Es wirkten damals wahre Geistesmenschen,

 die sich zur Seelenbrüderschaft verbanden,

und aus der Mystik Reich sich Ziele holten.

In solchen Erdentagen werden Keime

in Menschenseelen sorgsam eingepflanzt,

die lange Zeit zur vollen Reife brauchen.

 Die Menschen müssen dann im nächsten Leben

noch Eigenschaften aus dem frühern zeigen.

Es werden viele Männer solcher Zeiten

in einem nächsten Leben wieder Männer;

und viele Frauen werden Frauen wieder.

 Es ist dann auch die Zeitenlänge kürzer,

als jene, die sonst zwischen Leben liegt.
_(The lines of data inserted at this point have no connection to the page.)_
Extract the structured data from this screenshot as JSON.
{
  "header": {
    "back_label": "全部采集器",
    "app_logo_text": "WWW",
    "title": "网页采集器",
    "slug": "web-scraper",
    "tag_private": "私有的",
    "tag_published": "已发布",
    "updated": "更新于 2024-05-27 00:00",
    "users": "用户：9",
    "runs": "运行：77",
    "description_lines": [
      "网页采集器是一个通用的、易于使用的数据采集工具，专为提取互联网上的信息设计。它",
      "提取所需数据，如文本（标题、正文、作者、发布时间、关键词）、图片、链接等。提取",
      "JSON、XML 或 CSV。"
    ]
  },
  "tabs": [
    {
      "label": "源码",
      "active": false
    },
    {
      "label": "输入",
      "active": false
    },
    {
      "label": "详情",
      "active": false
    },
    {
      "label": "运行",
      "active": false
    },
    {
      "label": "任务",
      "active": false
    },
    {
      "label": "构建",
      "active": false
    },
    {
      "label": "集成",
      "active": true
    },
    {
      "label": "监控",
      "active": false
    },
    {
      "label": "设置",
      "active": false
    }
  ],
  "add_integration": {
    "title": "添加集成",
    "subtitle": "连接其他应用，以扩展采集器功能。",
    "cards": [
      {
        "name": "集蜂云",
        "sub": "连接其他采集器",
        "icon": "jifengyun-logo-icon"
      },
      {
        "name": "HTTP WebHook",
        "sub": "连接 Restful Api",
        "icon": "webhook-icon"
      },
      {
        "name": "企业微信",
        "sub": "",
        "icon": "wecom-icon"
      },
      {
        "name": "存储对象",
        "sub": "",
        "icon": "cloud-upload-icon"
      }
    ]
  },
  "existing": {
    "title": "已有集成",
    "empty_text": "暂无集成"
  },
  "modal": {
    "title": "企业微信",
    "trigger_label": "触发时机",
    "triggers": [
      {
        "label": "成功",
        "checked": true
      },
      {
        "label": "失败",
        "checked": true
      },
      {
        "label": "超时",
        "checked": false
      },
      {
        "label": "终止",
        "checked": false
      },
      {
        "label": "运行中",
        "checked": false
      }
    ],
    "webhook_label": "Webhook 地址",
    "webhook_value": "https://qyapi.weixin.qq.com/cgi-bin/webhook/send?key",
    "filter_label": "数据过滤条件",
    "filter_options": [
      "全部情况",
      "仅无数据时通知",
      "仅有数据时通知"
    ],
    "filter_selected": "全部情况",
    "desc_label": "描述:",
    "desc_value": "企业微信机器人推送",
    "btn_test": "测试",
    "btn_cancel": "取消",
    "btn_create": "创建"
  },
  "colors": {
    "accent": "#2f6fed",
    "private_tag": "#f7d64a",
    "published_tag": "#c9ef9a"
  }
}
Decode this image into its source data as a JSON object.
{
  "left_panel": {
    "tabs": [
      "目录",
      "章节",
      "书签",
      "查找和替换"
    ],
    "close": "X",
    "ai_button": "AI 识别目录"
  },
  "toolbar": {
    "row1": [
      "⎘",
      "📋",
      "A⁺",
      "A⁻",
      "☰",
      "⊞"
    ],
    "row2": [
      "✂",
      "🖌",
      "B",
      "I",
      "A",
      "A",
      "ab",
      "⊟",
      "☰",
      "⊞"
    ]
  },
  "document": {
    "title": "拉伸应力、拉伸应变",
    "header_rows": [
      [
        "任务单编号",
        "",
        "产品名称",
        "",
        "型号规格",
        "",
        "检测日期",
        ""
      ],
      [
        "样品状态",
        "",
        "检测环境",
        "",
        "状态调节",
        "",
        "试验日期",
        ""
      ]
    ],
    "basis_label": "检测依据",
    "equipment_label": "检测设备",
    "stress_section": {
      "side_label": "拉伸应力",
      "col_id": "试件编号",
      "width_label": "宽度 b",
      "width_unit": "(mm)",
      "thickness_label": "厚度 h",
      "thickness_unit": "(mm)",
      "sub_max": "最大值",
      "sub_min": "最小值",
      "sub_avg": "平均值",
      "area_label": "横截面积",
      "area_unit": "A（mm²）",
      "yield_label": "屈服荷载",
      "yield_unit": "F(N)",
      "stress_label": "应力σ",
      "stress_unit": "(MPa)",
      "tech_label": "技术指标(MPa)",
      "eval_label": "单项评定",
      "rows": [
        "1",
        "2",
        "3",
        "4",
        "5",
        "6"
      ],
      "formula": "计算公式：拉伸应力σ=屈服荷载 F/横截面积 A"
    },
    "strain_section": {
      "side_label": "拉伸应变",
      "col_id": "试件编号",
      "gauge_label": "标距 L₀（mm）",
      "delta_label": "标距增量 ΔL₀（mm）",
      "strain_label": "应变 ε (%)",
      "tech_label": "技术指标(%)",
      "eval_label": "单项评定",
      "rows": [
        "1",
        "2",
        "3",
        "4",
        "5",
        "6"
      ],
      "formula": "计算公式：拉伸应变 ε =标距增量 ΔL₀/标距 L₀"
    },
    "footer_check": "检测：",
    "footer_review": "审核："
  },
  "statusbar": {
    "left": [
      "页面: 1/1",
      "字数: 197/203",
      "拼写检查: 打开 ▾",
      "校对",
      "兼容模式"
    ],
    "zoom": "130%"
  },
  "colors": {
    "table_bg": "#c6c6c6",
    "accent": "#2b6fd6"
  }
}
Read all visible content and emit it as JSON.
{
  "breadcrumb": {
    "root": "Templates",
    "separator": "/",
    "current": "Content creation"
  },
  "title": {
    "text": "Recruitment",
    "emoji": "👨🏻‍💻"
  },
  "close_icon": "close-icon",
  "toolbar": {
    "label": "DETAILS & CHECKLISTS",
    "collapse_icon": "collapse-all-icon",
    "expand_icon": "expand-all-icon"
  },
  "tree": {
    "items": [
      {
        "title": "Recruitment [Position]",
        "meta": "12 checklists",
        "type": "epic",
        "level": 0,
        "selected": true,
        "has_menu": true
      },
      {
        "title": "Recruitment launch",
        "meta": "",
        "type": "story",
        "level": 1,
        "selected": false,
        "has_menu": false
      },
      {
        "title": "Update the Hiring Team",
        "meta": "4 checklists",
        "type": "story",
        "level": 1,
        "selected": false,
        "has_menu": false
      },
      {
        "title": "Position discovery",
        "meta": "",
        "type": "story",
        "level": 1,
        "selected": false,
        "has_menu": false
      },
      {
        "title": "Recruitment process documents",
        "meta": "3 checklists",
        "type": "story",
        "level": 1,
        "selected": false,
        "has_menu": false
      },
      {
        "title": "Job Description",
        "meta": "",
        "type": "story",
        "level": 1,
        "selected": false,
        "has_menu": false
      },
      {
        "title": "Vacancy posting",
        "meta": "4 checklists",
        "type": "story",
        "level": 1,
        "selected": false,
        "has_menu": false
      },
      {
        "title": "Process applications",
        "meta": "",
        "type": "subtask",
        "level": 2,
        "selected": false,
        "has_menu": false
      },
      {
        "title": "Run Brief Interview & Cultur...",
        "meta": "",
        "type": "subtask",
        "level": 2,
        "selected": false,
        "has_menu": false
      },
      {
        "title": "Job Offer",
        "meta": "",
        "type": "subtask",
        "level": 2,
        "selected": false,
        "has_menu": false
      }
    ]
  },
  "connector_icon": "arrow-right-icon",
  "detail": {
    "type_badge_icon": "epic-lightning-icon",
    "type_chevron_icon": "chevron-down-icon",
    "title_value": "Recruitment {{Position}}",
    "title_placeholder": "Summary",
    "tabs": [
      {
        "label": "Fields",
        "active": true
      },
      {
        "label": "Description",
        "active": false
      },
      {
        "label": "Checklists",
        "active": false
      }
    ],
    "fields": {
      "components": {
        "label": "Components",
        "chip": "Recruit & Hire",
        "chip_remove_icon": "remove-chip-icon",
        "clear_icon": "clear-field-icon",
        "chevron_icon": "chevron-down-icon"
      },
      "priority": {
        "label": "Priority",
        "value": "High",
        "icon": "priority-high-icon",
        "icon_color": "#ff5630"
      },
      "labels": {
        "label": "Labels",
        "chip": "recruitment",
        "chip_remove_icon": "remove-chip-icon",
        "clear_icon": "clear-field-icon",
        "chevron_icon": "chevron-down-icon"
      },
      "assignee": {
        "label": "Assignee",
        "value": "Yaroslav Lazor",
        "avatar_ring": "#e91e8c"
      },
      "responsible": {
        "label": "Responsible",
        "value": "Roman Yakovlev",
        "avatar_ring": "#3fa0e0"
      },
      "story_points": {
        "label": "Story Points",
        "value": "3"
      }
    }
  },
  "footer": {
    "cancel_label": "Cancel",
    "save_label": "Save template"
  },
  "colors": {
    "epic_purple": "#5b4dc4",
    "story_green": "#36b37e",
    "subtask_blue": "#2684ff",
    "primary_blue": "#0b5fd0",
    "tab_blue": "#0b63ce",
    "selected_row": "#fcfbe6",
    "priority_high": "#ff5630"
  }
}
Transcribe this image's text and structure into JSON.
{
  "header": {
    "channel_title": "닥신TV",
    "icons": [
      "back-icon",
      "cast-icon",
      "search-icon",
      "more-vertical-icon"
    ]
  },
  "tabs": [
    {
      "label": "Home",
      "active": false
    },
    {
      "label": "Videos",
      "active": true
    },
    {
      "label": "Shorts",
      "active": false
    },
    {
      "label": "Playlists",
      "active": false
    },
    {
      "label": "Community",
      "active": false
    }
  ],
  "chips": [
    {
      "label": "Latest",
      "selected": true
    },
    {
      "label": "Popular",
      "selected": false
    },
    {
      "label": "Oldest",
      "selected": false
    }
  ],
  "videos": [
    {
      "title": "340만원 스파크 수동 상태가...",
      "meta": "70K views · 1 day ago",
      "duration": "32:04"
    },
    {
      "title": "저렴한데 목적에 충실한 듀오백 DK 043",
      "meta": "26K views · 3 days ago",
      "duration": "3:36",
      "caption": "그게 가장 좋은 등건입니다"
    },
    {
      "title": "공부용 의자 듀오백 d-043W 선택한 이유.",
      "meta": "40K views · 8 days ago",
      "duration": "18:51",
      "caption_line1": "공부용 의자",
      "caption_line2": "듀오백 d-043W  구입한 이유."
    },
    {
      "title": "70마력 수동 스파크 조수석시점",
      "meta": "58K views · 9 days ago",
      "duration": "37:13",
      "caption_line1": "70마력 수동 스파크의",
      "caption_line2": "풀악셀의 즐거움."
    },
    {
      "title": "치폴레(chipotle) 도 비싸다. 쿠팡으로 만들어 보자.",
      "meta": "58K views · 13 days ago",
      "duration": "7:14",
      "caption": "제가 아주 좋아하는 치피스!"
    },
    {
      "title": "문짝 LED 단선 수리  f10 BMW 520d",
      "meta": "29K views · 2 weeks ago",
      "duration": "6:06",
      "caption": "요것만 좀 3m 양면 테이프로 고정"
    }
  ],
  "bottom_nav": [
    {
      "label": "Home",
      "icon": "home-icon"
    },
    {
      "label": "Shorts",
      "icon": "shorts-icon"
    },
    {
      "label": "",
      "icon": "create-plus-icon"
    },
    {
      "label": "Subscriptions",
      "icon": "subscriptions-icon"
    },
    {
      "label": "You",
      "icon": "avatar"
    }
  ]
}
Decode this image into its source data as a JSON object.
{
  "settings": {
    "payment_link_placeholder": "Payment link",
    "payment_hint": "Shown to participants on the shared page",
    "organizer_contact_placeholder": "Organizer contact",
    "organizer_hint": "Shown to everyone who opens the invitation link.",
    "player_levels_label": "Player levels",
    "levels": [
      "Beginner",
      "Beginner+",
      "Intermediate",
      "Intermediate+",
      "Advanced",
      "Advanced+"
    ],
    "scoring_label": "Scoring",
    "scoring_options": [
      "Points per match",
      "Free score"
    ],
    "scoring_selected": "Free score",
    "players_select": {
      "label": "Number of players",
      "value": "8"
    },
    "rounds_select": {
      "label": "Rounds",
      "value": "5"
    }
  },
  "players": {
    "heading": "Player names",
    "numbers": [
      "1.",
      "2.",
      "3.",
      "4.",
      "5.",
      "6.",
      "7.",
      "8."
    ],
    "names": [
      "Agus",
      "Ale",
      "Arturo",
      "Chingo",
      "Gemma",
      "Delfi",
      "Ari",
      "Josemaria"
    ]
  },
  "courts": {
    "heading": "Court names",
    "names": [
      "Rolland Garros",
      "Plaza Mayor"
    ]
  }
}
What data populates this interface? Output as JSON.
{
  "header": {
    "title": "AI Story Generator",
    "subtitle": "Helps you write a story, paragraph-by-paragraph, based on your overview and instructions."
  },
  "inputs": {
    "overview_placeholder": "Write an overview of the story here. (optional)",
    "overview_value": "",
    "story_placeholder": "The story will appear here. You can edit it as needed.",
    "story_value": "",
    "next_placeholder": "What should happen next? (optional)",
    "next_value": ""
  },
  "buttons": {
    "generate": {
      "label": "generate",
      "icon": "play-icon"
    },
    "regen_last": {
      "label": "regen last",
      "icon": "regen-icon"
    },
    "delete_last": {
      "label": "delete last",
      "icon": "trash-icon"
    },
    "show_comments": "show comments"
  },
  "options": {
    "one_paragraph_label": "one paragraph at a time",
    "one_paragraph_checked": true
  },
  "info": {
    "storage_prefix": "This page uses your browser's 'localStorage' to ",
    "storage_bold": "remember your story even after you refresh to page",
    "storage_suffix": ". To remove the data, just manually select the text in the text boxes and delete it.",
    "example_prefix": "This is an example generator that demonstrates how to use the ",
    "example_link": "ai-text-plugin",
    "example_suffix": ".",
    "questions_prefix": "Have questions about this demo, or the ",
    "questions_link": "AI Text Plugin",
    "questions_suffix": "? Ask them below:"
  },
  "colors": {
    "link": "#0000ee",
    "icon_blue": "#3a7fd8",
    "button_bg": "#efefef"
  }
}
Es fehlet dir für solche Zeitenwenden

der sichre Blick. Deshalb vermagst du nicht

ihr Werden irrtumlos zu überschauen.

 Gedenke, wie wir uns begegnet sind

im Hause jener Geistesbrüderschaft:

und du mit Worten sprachst, die mir den Selbstsinn

in tiefster Seele schmeichelnd lösen sollten.

Erinnerung für diese Zeit verleiht

 mir jetzt die Kraft, mich dir zu widersetzen.

(Ahriman entfernt sich mit einer unwilligen Gebärde, Donner.)  

Maria:

Er hat die Stätte so verlassen müssen,

die Benedictus Segen oft empfangen.

Mir aber hat sich herrlich offenbart,

wie leicht der Irrtum Seelen kann befallen,

 die ohne Wachsamkeit dem Geistgehör

sich öffnen, und die sichren Wege meiden.

Es hat der Widersacher starke Kräfte,

des Lebens Widersprüche zu betonen,

und so den Seelen Sicherheit zu rauben.

 Er muß verstummen, wenn das Licht erscheint,

das aus den Weisheitsquellen selber leuchtet,

und Geistesblicken Helligkeit verleiht.